— Фанатик, сумасброд — иначе нас пока не зовут, но на полюс мы пойдем, Андрей Владимирович.
— Б‑ы-р-р‑р, — передернул плечами Руднев.
— Страшно, Дмитрий Дмитриевич? — спросил Седов Руднева.
— Откровенно скажу: да. Я до сих пор мерзну от рассказов Андрея, как он тонул в Ледовитом океане и замерзал посреди тундры. Но страшно... хочется с вами, — просительно улыбнулся Руднев.
— Вам нужно быть Журавским, — серьезно ответил Седов. — Что слышно, Андрей Владимирович, о выполнении моего заказа на малицы, совики, тобоки?
— Скоро будут тут, в Питере. Закупке и пересылке одежды способствует вице-губернатор Шидловский, а он человек слова, как вы знаете.
— А почему вы, Георгий Яковлевич, идете именно на Колыму?

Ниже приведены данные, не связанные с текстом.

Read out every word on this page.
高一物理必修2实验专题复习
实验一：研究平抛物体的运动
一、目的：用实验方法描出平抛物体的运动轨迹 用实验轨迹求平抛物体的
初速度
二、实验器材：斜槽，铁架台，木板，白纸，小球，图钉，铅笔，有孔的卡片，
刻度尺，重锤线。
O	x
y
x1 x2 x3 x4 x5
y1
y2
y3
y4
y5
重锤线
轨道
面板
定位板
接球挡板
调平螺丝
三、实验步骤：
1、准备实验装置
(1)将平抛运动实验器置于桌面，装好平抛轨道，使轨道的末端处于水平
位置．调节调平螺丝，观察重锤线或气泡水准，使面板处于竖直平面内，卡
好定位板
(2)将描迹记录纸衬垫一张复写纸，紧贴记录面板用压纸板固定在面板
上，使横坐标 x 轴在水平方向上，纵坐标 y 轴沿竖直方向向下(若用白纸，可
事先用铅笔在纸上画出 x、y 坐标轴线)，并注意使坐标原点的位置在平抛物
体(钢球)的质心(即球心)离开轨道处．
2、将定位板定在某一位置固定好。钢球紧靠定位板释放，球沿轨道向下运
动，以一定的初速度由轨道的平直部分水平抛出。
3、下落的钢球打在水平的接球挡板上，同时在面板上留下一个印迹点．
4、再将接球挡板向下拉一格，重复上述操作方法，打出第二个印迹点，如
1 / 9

— Убиваю двух зайцев, Дмитрий Дмитриевич: разведаю удобные стоянки на востоке для Северного морского пути и потренируюсь для будущих полярных переходов.
— Оба вы в будущем, а вот сегодняшние дела у нас, Андрей, неважнецкие: весь в бегах, весь в мыле, и все без толку — половины твоих поручений не выполнил, — посетовал Руднев.
— Не все сразу, Дмитрий. Вызвал я в помощь тебе Семена Калмыкова: сам он дельный и связи имеются... И тут Шидловский помог...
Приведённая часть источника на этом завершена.